Я прошу, таким образом, не о личной услуге, сударь, но о справедливости, имеющей значение для Франции по двум причинам: потому, что попрано международное право, и потому, что это оружие, ей принадлежащее и несправедливо задерживаемое в Тервере, ей крайне необходимо.
С искренним уважением, сударь, преданный Вам и т. д.
Никакого результата. Дважды в день я посещал министерство иностранных дел, а от моего дома до него не меньше мили, — министр был занят другими делами. Слова, вырванные на бегу, ничего мне не давали, и мой нарочный огорчался, что я заставляю его терять время. Из Голландии прибывали другие письма, весьма настойчивые; министр попросил меня напомнить ему обстоятельства дела. 6 мая, посылая ему новую, сугубо настоятельную записку, я приложил к ней следующее письмо:
«6 мая 1792 г. Вам лично.
Необходимо учесть три важных обстоятельства: наши внутренние недоброжелатели льстят себя надеждой, что Вам не удастся снять эмбарго с оружия. Они рассчитывают обвинить Вас в этом перед французской нацией.
1. Поскольку всё зло в Голландии идёт от парижских мародёров, чему у нас есть доказательства, важно, чтобы о предмете моих ходатайств не стало, по возможности, известно в канцеляриях военного министерства; это тотчас дойдёт до Гааги.
2. Важно, чтобы мой нарочный выехал настолько быстро по принятии решения, чтобы об его отъезде нельзя было предупредить по почте; канцелярии не преминут это сделать.
3. Вы поймёте уместность и справедливость содержания моей записки, если учтёте, что, поскольку препятствие национального масштаба, которое не в силах устранить ни одно частное лицо, мешает мне передать Вам оружие в Гавре, я передам Вам его в Тервере; в этом случае все меры предосторожности, необходимые для его доставки, лягут на плечи самого французского правительства; я же беру на себя только устранить с помощью горсти дукатов препятствия, чинимые низшими чиновниками.

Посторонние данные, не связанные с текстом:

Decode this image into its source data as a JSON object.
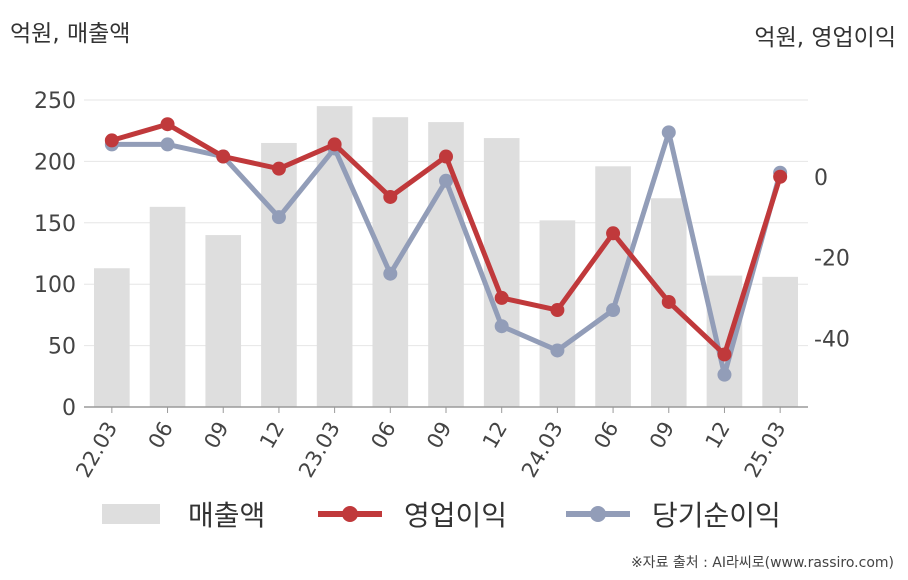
{
  "units": {
    "left": "억원, 매출액",
    "right": "억원, 영업이익"
  },
  "source": "※자료 출처 : AI라씨로(www.rassiro.com)",
  "colors": {
    "bar": "#dedede",
    "operating": "#c0393b",
    "net": "#929db8",
    "grid": "#e6e6e6",
    "axis": "#9a9a9a"
  },
  "chart_data": {
    "type": "bar+line",
    "categories": [
      "22.03",
      "06",
      "09",
      "12",
      "23.03",
      "06",
      "09",
      "12",
      "24.03",
      "06",
      "09",
      "12",
      "25.03"
    ],
    "left_axis": {
      "label": "억원, 매출액",
      "ylim": [
        0,
        250
      ],
      "ticks": [
        0,
        50,
        100,
        150,
        200,
        250
      ]
    },
    "right_axis": {
      "label": "억원, 영업이익",
      "ylim": [
        -57,
        19
      ],
      "ticks": [
        0,
        -20,
        -40
      ]
    },
    "series": [
      {
        "name": "매출액",
        "type": "bar",
        "axis": "left",
        "values": [
          113,
          163,
          140,
          215,
          245,
          236,
          232,
          219,
          152,
          196,
          170,
          107,
          106
        ]
      },
      {
        "name": "영업이익",
        "type": "line",
        "axis": "right",
        "values": [
          9,
          13,
          5,
          2,
          8,
          -5,
          5,
          -30,
          -33,
          -14,
          -31,
          -44,
          0
        ]
      },
      {
        "name": "당기순이익",
        "type": "line",
        "axis": "right",
        "values": [
          8,
          8,
          5,
          -10,
          7,
          -24,
          -1,
          -37,
          -43,
          -33,
          11,
          -49,
          1
        ]
      }
    ],
    "grid": true,
    "legend": "bottom"
  }
}
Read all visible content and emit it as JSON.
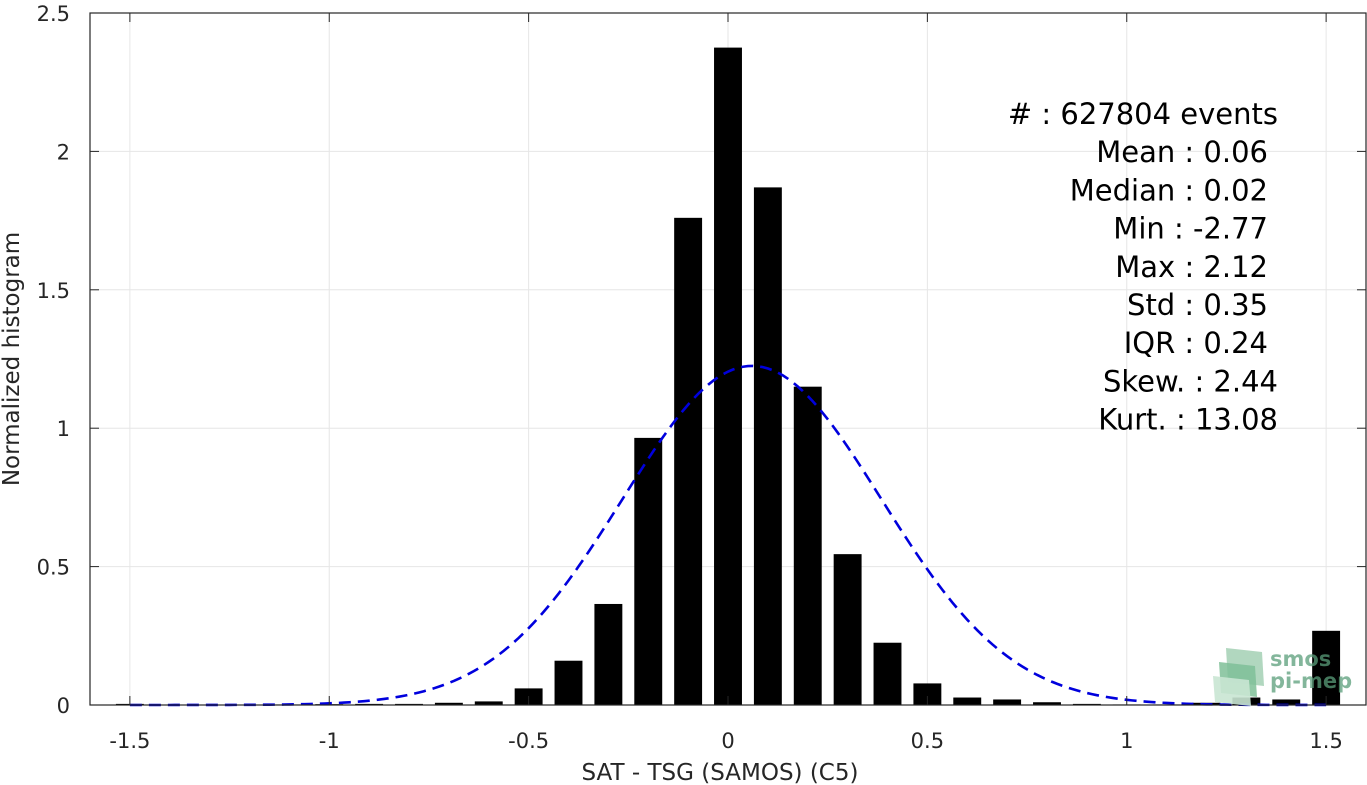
{
  "chart_data": {
    "type": "bar",
    "xlabel": "SAT - TSG (SAMOS) (C5)",
    "ylabel": "Normalized histogram",
    "xlim": [
      -1.6,
      1.6
    ],
    "ylim": [
      0,
      2.5
    ],
    "x_ticks": [
      -1.5,
      -1,
      -0.5,
      0,
      0.5,
      1,
      1.5
    ],
    "x_tick_labels": [
      "-1.5",
      "-1",
      "-0.5",
      "0",
      "0.5",
      "1",
      "1.5"
    ],
    "y_ticks": [
      0,
      0.5,
      1,
      1.5,
      2,
      2.5
    ],
    "y_tick_labels": [
      "0",
      "0.5",
      "1",
      "1.5",
      "2",
      "2.5"
    ],
    "grid": true,
    "bar_width": 0.07,
    "bar_color": "#000000",
    "series": [
      {
        "values": [
          {
            "x": -1.5,
            "y": 0.004
          },
          {
            "x": -1.4,
            "y": 0.001
          },
          {
            "x": -1.3,
            "y": 0.001
          },
          {
            "x": -1.2,
            "y": 0.001
          },
          {
            "x": -1.1,
            "y": 0.002
          },
          {
            "x": -1.0,
            "y": 0.003
          },
          {
            "x": -0.9,
            "y": 0.004
          },
          {
            "x": -0.8,
            "y": 0.004
          },
          {
            "x": -0.7,
            "y": 0.008
          },
          {
            "x": -0.6,
            "y": 0.013
          },
          {
            "x": -0.5,
            "y": 0.06
          },
          {
            "x": -0.4,
            "y": 0.16
          },
          {
            "x": -0.3,
            "y": 0.365
          },
          {
            "x": -0.2,
            "y": 0.965
          },
          {
            "x": -0.1,
            "y": 1.76
          },
          {
            "x": 0.0,
            "y": 2.375
          },
          {
            "x": 0.1,
            "y": 1.87
          },
          {
            "x": 0.2,
            "y": 1.15
          },
          {
            "x": 0.3,
            "y": 0.545
          },
          {
            "x": 0.4,
            "y": 0.225
          },
          {
            "x": 0.5,
            "y": 0.078
          },
          {
            "x": 0.6,
            "y": 0.027
          },
          {
            "x": 0.7,
            "y": 0.02
          },
          {
            "x": 0.8,
            "y": 0.01
          },
          {
            "x": 0.9,
            "y": 0.004
          },
          {
            "x": 1.0,
            "y": 0.002
          },
          {
            "x": 1.1,
            "y": 0.002
          },
          {
            "x": 1.2,
            "y": 0.008
          },
          {
            "x": 1.3,
            "y": 0.027
          },
          {
            "x": 1.4,
            "y": 0.02
          },
          {
            "x": 1.5,
            "y": 0.268
          }
        ]
      }
    ],
    "fit_curve": {
      "type": "gaussian",
      "style": "dashed",
      "color": "#0000dd",
      "mean": 0.06,
      "std": 0.325,
      "peak": 1.225
    },
    "stats": [
      {
        "label": "#  ",
        "value": ": 627804 events"
      },
      {
        "label": "Mean",
        "value": ": 0.06"
      },
      {
        "label": "Median",
        "value": ": 0.02"
      },
      {
        "label": "Min",
        "value": ": -2.77"
      },
      {
        "label": "Max",
        "value": ": 2.12"
      },
      {
        "label": "Std",
        "value": ": 0.35"
      },
      {
        "label": "IQR",
        "value": ": 0.24"
      },
      {
        "label": "Skew.",
        "value": ": 2.44"
      },
      {
        "label": "Kurt.",
        "value": ": 13.08"
      }
    ]
  },
  "logo": {
    "line1": "smos",
    "line2": "pi-mep",
    "color": "#5a9e7a"
  }
}
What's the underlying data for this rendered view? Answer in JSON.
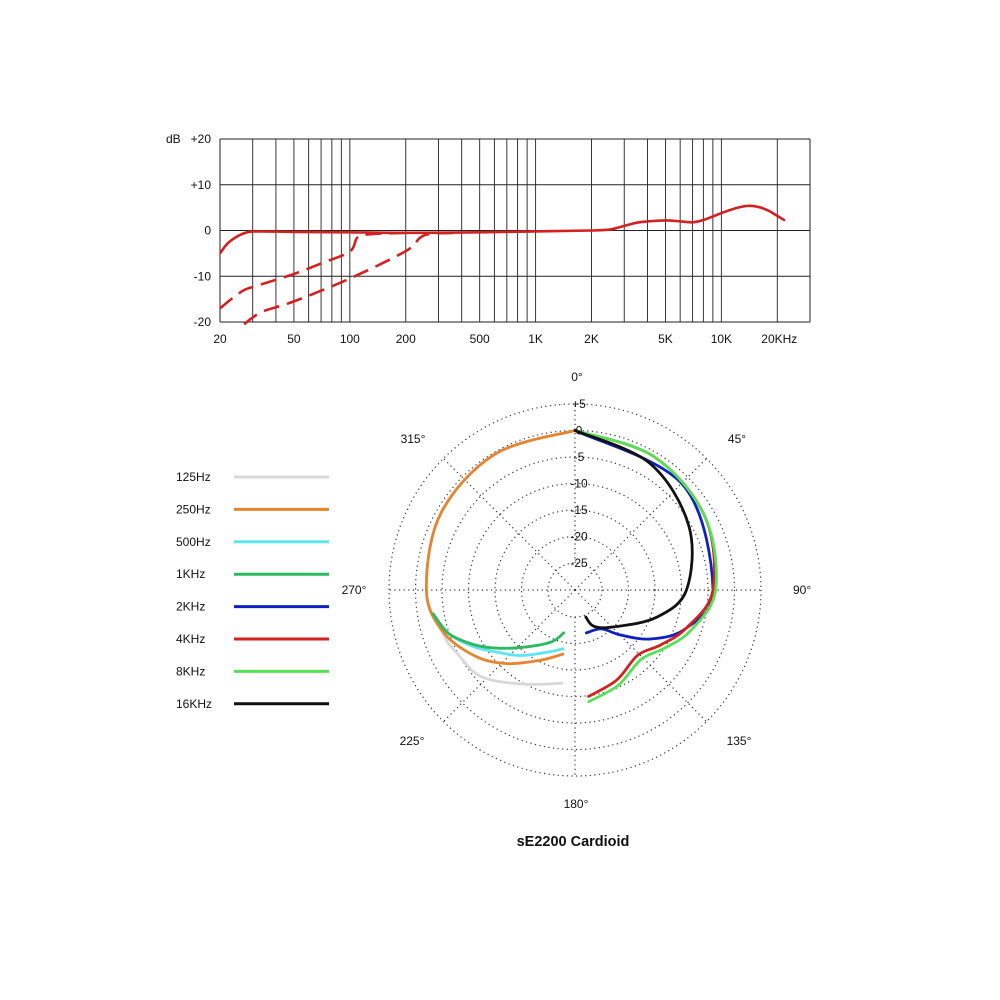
{
  "chart_data": [
    {
      "type": "line",
      "subtype": "frequency-response",
      "x_scale": "log",
      "xlim": [
        20,
        30000
      ],
      "ylim": [
        -20,
        20
      ],
      "grid": true,
      "y_unit_label": "dB",
      "y_ticks": [
        {
          "value": 20,
          "label": "+20"
        },
        {
          "value": 10,
          "label": "+10"
        },
        {
          "value": 0,
          "label": "0"
        },
        {
          "value": -10,
          "label": "-10"
        },
        {
          "value": -20,
          "label": "-20"
        }
      ],
      "x_ticks": [
        {
          "value": 20,
          "label": "20"
        },
        {
          "value": 50,
          "label": "50"
        },
        {
          "value": 100,
          "label": "100"
        },
        {
          "value": 200,
          "label": "200"
        },
        {
          "value": 500,
          "label": "500"
        },
        {
          "value": 1000,
          "label": "1K"
        },
        {
          "value": 2000,
          "label": "2K"
        },
        {
          "value": 5000,
          "label": "5K"
        },
        {
          "value": 10000,
          "label": "10K"
        },
        {
          "value": 20000,
          "label": "20KHz"
        }
      ],
      "series": [
        {
          "style": "solid",
          "color": "#d42020",
          "points": [
            [
              20,
              -5
            ],
            [
              22,
              -2.8
            ],
            [
              25,
              -1.2
            ],
            [
              28,
              -0.4
            ],
            [
              32,
              -0.2
            ],
            [
              50,
              -0.3
            ],
            [
              100,
              -0.4
            ],
            [
              200,
              -0.5
            ],
            [
              500,
              -0.4
            ],
            [
              1000,
              -0.2
            ],
            [
              2000,
              0
            ],
            [
              2500,
              0.2
            ],
            [
              3000,
              1
            ],
            [
              3500,
              1.7
            ],
            [
              4000,
              2
            ],
            [
              5000,
              2.2
            ],
            [
              6000,
              2
            ],
            [
              7000,
              1.8
            ],
            [
              8000,
              2.3
            ],
            [
              10000,
              3.8
            ],
            [
              12000,
              4.9
            ],
            [
              14000,
              5.4
            ],
            [
              16000,
              5.1
            ],
            [
              18000,
              4.3
            ],
            [
              20000,
              3.2
            ],
            [
              22000,
              2.2
            ]
          ]
        },
        {
          "style": "dashed",
          "color": "#d42020",
          "points": [
            [
              20,
              -17
            ],
            [
              23,
              -15
            ],
            [
              27,
              -13
            ],
            [
              32,
              -12
            ],
            [
              50,
              -9.5
            ],
            [
              70,
              -7.2
            ],
            [
              100,
              -4.6
            ],
            [
              110,
              -1.5
            ],
            [
              130,
              -0.8
            ],
            [
              200,
              -0.5
            ]
          ]
        },
        {
          "style": "dashed",
          "color": "#d42020",
          "points": [
            [
              27,
              -20.5
            ],
            [
              30,
              -19
            ],
            [
              35,
              -17.5
            ],
            [
              50,
              -15.5
            ],
            [
              100,
              -10.5
            ],
            [
              200,
              -4.5
            ],
            [
              240,
              -1.5
            ],
            [
              280,
              -0.7
            ],
            [
              400,
              -0.5
            ]
          ]
        }
      ]
    },
    {
      "type": "polar",
      "title": "sE2200  Cardioid",
      "r_ticks": [
        "+5",
        "0",
        "-5",
        "-10",
        "-15",
        "-20",
        "-25"
      ],
      "angle_labels": [
        "0°",
        "45°",
        "90°",
        "135°",
        "180°",
        "225°",
        "270°",
        "315°"
      ],
      "series": [
        {
          "name": "125Hz",
          "color": "#d8d8d8",
          "side": "left",
          "points": [
            [
              0,
              0
            ],
            [
              30,
              -0.5
            ],
            [
              60,
              -1.5
            ],
            [
              90,
              -3
            ],
            [
              110,
              -5
            ],
            [
              120,
              -6
            ],
            [
              135,
              -7
            ],
            [
              155,
              -10.5
            ],
            [
              178,
              -12.5
            ]
          ]
        },
        {
          "name": "250Hz",
          "color": "#e5852e",
          "side": "left",
          "points": [
            [
              0,
              0
            ],
            [
              30,
              -0.5
            ],
            [
              60,
              -1.5
            ],
            [
              90,
              -3
            ],
            [
              108,
              -5
            ],
            [
              125,
              -8.5
            ],
            [
              140,
              -12
            ],
            [
              160,
              -16
            ],
            [
              178,
              -18
            ]
          ]
        },
        {
          "name": "500Hz",
          "color": "#5ee5f0",
          "side": "left",
          "points": [
            [
              100,
              -4
            ],
            [
              110,
              -6
            ],
            [
              120,
              -9
            ],
            [
              130,
              -12
            ],
            [
              145,
              -15
            ],
            [
              165,
              -18
            ],
            [
              178,
              -19
            ]
          ]
        },
        {
          "name": "1KHz",
          "color": "#2eb860",
          "side": "left",
          "points": [
            [
              100,
              -4
            ],
            [
              110,
              -6
            ],
            [
              120,
              -9.5
            ],
            [
              130,
              -13
            ],
            [
              145,
              -17
            ],
            [
              165,
              -20
            ],
            [
              178,
              -22
            ]
          ]
        },
        {
          "name": "2KHz",
          "color": "#1020c0",
          "side": "right",
          "points": [
            [
              0,
              0
            ],
            [
              45,
              -2
            ],
            [
              90,
              -5
            ],
            [
              110,
              -9
            ],
            [
              125,
              -14
            ],
            [
              140,
              -19
            ],
            [
              155,
              -22
            ],
            [
              178,
              -22
            ]
          ]
        },
        {
          "name": "4KHz",
          "color": "#d42020",
          "side": "right",
          "points": [
            [
              0,
              0
            ],
            [
              30,
              -1
            ],
            [
              60,
              -2.5
            ],
            [
              90,
              -5
            ],
            [
              110,
              -9
            ],
            [
              125,
              -12
            ],
            [
              140,
              -14
            ],
            [
              160,
              -12
            ],
            [
              178,
              -10
            ]
          ]
        },
        {
          "name": "8KHz",
          "color": "#55e055",
          "side": "right",
          "points": [
            [
              0,
              0
            ],
            [
              30,
              -1
            ],
            [
              60,
              -2.5
            ],
            [
              90,
              -4.5
            ],
            [
              110,
              -8
            ],
            [
              125,
              -11
            ],
            [
              140,
              -13
            ],
            [
              160,
              -11
            ],
            [
              178,
              -9
            ]
          ]
        },
        {
          "name": "16KHz",
          "color": "#111111",
          "side": "right",
          "points": [
            [
              0,
              0
            ],
            [
              30,
              -2.5
            ],
            [
              60,
              -6
            ],
            [
              90,
              -10
            ],
            [
              110,
              -15
            ],
            [
              140,
              -21
            ],
            [
              165,
              -23
            ],
            [
              178,
              -25
            ]
          ]
        }
      ]
    }
  ],
  "legend": [
    {
      "label": "125Hz",
      "color": "#d8d8d8"
    },
    {
      "label": "250Hz",
      "color": "#e5852e"
    },
    {
      "label": "500Hz",
      "color": "#5ee5f0"
    },
    {
      "label": "1KHz",
      "color": "#2eb860"
    },
    {
      "label": "2KHz",
      "color": "#1020c0"
    },
    {
      "label": "4KHz",
      "color": "#d42020"
    },
    {
      "label": "8KHz",
      "color": "#55e055"
    },
    {
      "label": "16KHz",
      "color": "#111111"
    }
  ]
}
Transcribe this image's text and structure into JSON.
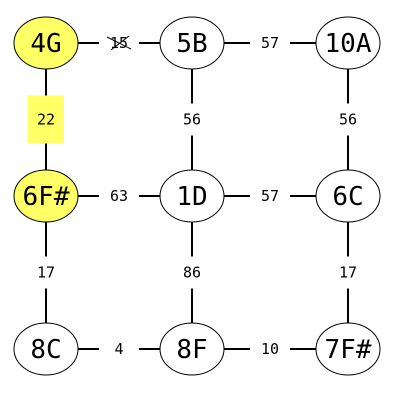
{
  "colors": {
    "highlight": "#ffff66",
    "node_fill": "#ffffff",
    "stroke": "#000000",
    "text": "#000000"
  },
  "nodes": [
    {
      "id": "4G",
      "label": "4G",
      "highlighted": true
    },
    {
      "id": "5B",
      "label": "5B",
      "highlighted": false
    },
    {
      "id": "10A",
      "label": "10A",
      "highlighted": false
    },
    {
      "id": "6F#",
      "label": "6F#",
      "highlighted": true
    },
    {
      "id": "1D",
      "label": "1D",
      "highlighted": false
    },
    {
      "id": "6C",
      "label": "6C",
      "highlighted": false
    },
    {
      "id": "8C",
      "label": "8C",
      "highlighted": false
    },
    {
      "id": "8F",
      "label": "8F",
      "highlighted": false
    },
    {
      "id": "7F#",
      "label": "7F#",
      "highlighted": false
    }
  ],
  "edges": [
    {
      "from": "4G",
      "to": "5B",
      "weight": "15",
      "struck_out": true,
      "highlighted": false
    },
    {
      "from": "5B",
      "to": "10A",
      "weight": "57",
      "struck_out": false,
      "highlighted": false
    },
    {
      "from": "4G",
      "to": "6F#",
      "weight": "22",
      "struck_out": false,
      "highlighted": true
    },
    {
      "from": "5B",
      "to": "1D",
      "weight": "56",
      "struck_out": false,
      "highlighted": false
    },
    {
      "from": "10A",
      "to": "6C",
      "weight": "56",
      "struck_out": false,
      "highlighted": false
    },
    {
      "from": "6F#",
      "to": "1D",
      "weight": "63",
      "struck_out": false,
      "highlighted": false
    },
    {
      "from": "1D",
      "to": "6C",
      "weight": "57",
      "struck_out": false,
      "highlighted": false
    },
    {
      "from": "6F#",
      "to": "8C",
      "weight": "17",
      "struck_out": false,
      "highlighted": false
    },
    {
      "from": "1D",
      "to": "8F",
      "weight": "86",
      "struck_out": false,
      "highlighted": false
    },
    {
      "from": "6C",
      "to": "7F#",
      "weight": "17",
      "struck_out": false,
      "highlighted": false
    },
    {
      "from": "8C",
      "to": "8F",
      "weight": "4",
      "struck_out": false,
      "highlighted": false
    },
    {
      "from": "8F",
      "to": "7F#",
      "weight": "10",
      "struck_out": false,
      "highlighted": false
    }
  ]
}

Macte animo. Вы вчера были грустны, это удручило меня. Мужайтесь, мой старый друг! Располагайте мной в интересах общественного блага. Я готов на всё ради спасения отечества. Разногласия отвратительны — сущность дела прекрасна.
Никакого ответа. Три дня спустя, 9 мая, я, настаивая на своём, вновь посылаю господам де Граву, Лакосту и Дюмурье записку под названием «Важный и секретный вопрос, подлежащий обсуждению и решению господ министров — военного, морского флота и иностранных дел». (Вручена трём министрам 9 мая 1792 г.) Она имеется в трёх архивах; я покажу вам её, Лекуантр; полагаю, что она не была напечатана.
Никакого ответа, не отправлена и моя почта. Мне показалось, что деятельная доброжелательность г-на Дюмурье каким-то образом скована. Не помня себя от гнева, я четыре дня спустя, 13 мая, написал ему следующее письмо, возможно, несколько чересчур суровое, чтобы быть оглашённым в Комитете.
«Бомарше господину Дюмурье.
Сего 13 мая 1792 года.
Сударь!
Соблаговолите вспомнить, как часто Вы, я и многие другие вздыхали, с грустью глядя в Версале на бывших королевских министров, которые льстили себя надеждой, что выиграли дело, потеряв неделю; слишком рано, слишком поздно, — было их излюбленным ответом по всякому поводу, так как пять шестых времени, которое они должны были уделять делам, уходило у них на то, чтобы сохранить за собой место. Увы! Болезнь, именуемая «упущенное время», как мне кажется, вновь поразила наших министров. У прежних виной всему было чистое нерадение, у Ваших виной, разумеется, перегруженность; но от этого не легче.